Speaking to The Argus last night, Norman Tebbit, who was in The Grand hotel at the time of the attack with his wife, called on convicted bomber Patrick Magee to name those involved.

He said: “I don’t know if this will get anywhere. A lot of it depends on Mr Magee. He says that he is sorry about it all and expects people to forgive him but of course a condition of forgiveness is penitence, and his penitence would obviously be to say who it is that had put him up to it.”

Referring to the “comfort letters,” he added: “I think it would have been better if they were never to have gone out, but what the courts will say about all this, I don’t know.”

His wife Margaret was left permanently disabled after the 1984 attack which killed five and injured 34.

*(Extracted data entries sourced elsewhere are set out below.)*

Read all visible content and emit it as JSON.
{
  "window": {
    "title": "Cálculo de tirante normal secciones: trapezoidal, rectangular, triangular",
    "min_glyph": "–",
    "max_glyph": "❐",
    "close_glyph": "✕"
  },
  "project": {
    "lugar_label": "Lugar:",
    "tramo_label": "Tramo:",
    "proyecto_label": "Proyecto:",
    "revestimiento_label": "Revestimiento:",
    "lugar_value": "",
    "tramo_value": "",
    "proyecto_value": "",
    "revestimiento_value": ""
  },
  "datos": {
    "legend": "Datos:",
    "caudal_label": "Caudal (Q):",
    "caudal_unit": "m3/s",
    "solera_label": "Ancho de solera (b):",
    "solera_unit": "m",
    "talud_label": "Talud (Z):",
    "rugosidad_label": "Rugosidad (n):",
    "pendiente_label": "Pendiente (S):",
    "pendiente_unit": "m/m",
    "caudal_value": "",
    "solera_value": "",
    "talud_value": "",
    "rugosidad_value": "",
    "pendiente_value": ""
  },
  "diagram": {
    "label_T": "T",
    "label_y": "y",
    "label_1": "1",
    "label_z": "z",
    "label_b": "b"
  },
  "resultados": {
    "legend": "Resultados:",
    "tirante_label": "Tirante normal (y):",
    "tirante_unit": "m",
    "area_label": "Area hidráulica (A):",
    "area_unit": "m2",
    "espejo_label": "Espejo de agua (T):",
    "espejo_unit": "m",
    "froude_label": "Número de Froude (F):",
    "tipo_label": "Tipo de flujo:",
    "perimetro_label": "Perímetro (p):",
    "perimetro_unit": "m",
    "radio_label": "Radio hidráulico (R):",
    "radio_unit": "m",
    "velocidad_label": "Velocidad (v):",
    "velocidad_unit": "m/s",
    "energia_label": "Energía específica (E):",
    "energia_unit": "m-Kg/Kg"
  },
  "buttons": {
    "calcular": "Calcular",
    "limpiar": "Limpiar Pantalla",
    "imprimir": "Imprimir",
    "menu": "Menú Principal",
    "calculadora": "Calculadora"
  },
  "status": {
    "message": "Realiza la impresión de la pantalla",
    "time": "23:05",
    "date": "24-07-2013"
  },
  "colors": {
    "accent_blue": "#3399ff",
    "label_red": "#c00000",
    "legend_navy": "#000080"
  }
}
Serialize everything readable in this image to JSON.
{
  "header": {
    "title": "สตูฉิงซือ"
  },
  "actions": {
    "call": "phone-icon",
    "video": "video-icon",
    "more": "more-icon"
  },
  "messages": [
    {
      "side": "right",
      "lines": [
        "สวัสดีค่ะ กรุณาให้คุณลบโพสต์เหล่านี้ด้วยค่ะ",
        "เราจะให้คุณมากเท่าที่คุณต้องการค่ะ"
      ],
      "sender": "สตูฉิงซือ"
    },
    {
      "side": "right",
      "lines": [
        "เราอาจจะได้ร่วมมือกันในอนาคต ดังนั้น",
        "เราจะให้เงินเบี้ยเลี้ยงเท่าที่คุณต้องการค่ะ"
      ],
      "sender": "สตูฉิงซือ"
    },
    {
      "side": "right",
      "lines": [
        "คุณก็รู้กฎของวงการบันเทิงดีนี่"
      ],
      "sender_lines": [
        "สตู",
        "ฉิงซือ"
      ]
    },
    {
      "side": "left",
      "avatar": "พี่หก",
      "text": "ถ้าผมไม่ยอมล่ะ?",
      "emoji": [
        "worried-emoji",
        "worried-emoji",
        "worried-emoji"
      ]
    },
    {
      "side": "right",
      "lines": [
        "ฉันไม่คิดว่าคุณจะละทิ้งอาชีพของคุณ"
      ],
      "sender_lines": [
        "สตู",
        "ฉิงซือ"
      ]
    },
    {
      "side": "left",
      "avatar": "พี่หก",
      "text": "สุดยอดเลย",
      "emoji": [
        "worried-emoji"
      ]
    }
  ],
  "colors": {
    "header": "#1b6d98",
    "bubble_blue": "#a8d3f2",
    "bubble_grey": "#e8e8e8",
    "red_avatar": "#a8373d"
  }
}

The existence of the comfort letters only emerged last year following the collapse of the trial of John Downey who was charged with murdering four soldiers in the 1982 Hyde Park bombing.

It is understood comfort letters were also given to suspects in the 1983 Harrods car bomb attack and the 1987 Enniskellen bombing, according to the Sunday Telegraph.

The controversial letters, sent out as part of the peace deal, informed approximately 200 fugitives they would not face arrest if they returned to the UK.

IRA bomber Patrick Magee served 19 years in prison for the Brighton bombing before being released as part of the Good Friday Agreement.

However, in the years since he has refused to name those behind the attack.

Visiting Brighton last year he said the peace process would not “reach a position where the truth would be told [...] if the finger is constantly pointed”.

On Friday, the Police Service of Northern Ireland (PSNI) wrote to MPs on the Northern Ireland affairs select committee, to disclose details of a major new phase in their inquiries.

In the letter, seen by the Sunday Telegraph, Will Kerr, Police Service of Northern Ireland (PSNI) Assistant Chief Constable, said the force believes there to be no barrier to prosecuting suspects sent “comfort letters”.